Gott der Vater im Himmel wurde ersetzt durch einen Gott, der angeblich aus drei Personen besteht: 1. Gott Vater, 2. Gott Sohn, der auch Mensch war, 3. Gott Heiliger Geist.

Der Mensch Jesus Christus, der Sohn Gottes, wurde ersetzt durch einen “Gott Sohn”, der angeblich eine Person der dreieinigen Gottheit ist.

Der heilige Geist Gottes als Stellvertreter Christi wurde ersetzt durch den Papst.

Damit treffen die Merkmale, an denen der Antichrist erkannt werden kann, ausschließlich auf die Päpste zu. In Bibelmail Nr. 104 habe ich aufgedeckt: “Wo steht in der Bibel, dass der Papst einen anderen Gott anbeten und verehren wird?”

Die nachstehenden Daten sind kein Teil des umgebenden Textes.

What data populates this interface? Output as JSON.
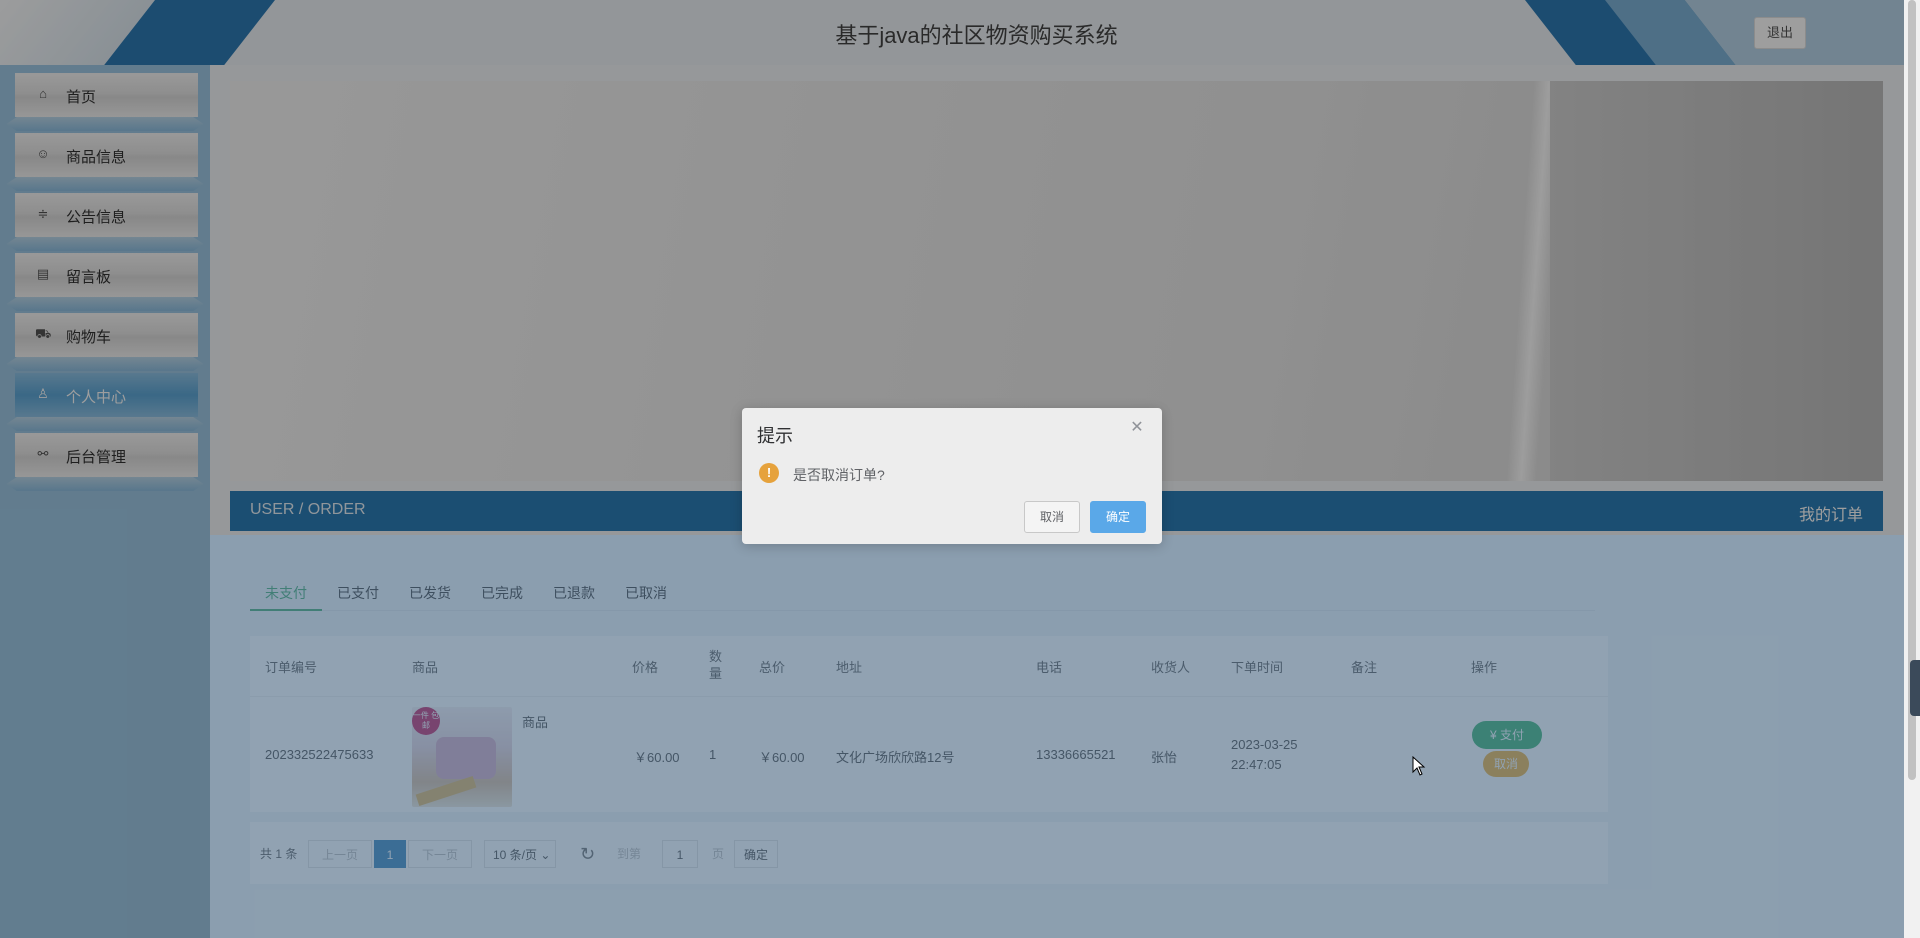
{
  "header": {
    "title": "基于java的社区物资购买系统",
    "logout_label": "退出"
  },
  "sidebar": {
    "items": [
      {
        "label": "首页",
        "icon": "home-icon"
      },
      {
        "label": "商品信息",
        "icon": "goods-icon"
      },
      {
        "label": "公告信息",
        "icon": "sliders-icon"
      },
      {
        "label": "留言板",
        "icon": "notebook-icon"
      },
      {
        "label": "购物车",
        "icon": "cart-icon"
      },
      {
        "label": "个人中心",
        "icon": "user-icon",
        "active": true
      },
      {
        "label": "后台管理",
        "icon": "link-icon"
      }
    ]
  },
  "section_bar": {
    "en_title": "USER / ORDER",
    "cn_title": "我的订单"
  },
  "tabs": [
    {
      "label": "未支付",
      "active": true
    },
    {
      "label": "已支付"
    },
    {
      "label": "已发货"
    },
    {
      "label": "已完成"
    },
    {
      "label": "已退款"
    },
    {
      "label": "已取消"
    }
  ],
  "table": {
    "headers": {
      "order_no": "订单编号",
      "product": "商品",
      "price": "价格",
      "qty": "数量",
      "total": "总价",
      "address": "地址",
      "phone": "电话",
      "receiver": "收货人",
      "order_time": "下单时间",
      "remark": "备注",
      "action": "操作"
    },
    "rows": [
      {
        "order_no": "202332522475633",
        "product_name": "商品",
        "product_image_badge": "一件 包邮",
        "price": "￥60.00",
        "qty": "1",
        "total": "￥60.00",
        "address": "文化广场欣欣路12号",
        "phone": "13336665521",
        "receiver": "张怡",
        "order_date": "2023-03-25",
        "order_clock": "22:47:05",
        "remark": "",
        "pay_label": "支付",
        "cancel_label": "取消"
      }
    ]
  },
  "pager": {
    "total": "共 1 条",
    "prev": "上一页",
    "current": "1",
    "next": "下一页",
    "page_size": "10 条/页",
    "goto_label": "到第",
    "goto_value": "1",
    "page_unit": "页",
    "confirm": "确定"
  },
  "dialog": {
    "title": "提示",
    "message": "是否取消订单?",
    "cancel_label": "取消",
    "ok_label": "确定",
    "warn_glyph": "!"
  },
  "colors": {
    "brand_blue": "#2d7fb8",
    "sidebar_bg": "#9ec9e6",
    "active_tab": "#3aa76d",
    "pay_green": "#2fae6a",
    "cancel_orange": "#f0ad2e",
    "dialog_ok": "#5aa8e8",
    "warning": "#e6a23c"
  }
}
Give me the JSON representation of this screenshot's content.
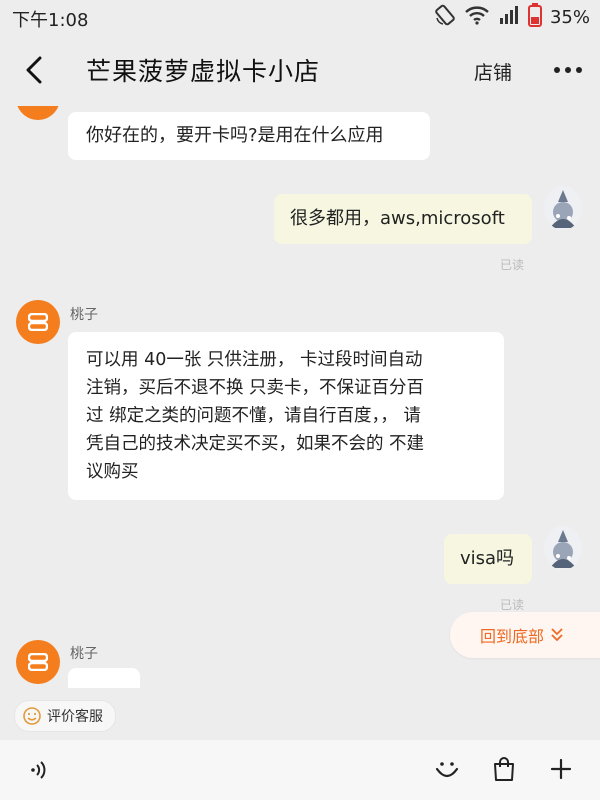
{
  "status": {
    "time": "下午1:08",
    "battery": "35%"
  },
  "header": {
    "title": "芒果菠萝虚拟卡小店",
    "shop_link": "店铺"
  },
  "messages": [
    {
      "side": "left",
      "text": "你好在的，要开卡吗?是用在什么应用"
    },
    {
      "side": "right",
      "text": "很多都用，aws,microsoft",
      "status": "已读"
    },
    {
      "side": "left",
      "sender": "桃子",
      "lines": [
        "可以用  40一张  只供注册，  卡过段时间自动",
        "注销，买后不退不换 只卖卡，不保证百分百",
        "过  绑定之类的问题不懂，请自行百度，，  请",
        "凭自己的技术决定买不买，如果不会的 不建",
        "议购买"
      ]
    },
    {
      "side": "right",
      "text": "visa吗",
      "status": "已读"
    },
    {
      "side": "left",
      "sender": "桃子"
    }
  ],
  "back_to_bottom": "回到底部",
  "service": {
    "rate_label": "评价客服"
  },
  "input": {
    "placeholder": ""
  },
  "colors": {
    "accent": "#f47d1e",
    "bubble_right": "#f7f7e1",
    "link": "#ee6a24"
  }
}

Paulus schrieb in 2. Thessalonicher 2, 3.4:

Lasset euch niemand verführen in keinerlei Weise! Denn er kommt nicht, es sei denn, daß zuvor der Abfall (Anm.: von Gott und seinen Geboten) komme, und offenbaret werde der Mensch der Sünde und das Kind des Verderbens,
der da ist ein Widerwärtiger und sich überhebet über alles, was GOtt oder Gottesdienst heißet, also daß er sich setzt in den Tempel GOttes als ein Gott und gibt sich vor, er sei Gott.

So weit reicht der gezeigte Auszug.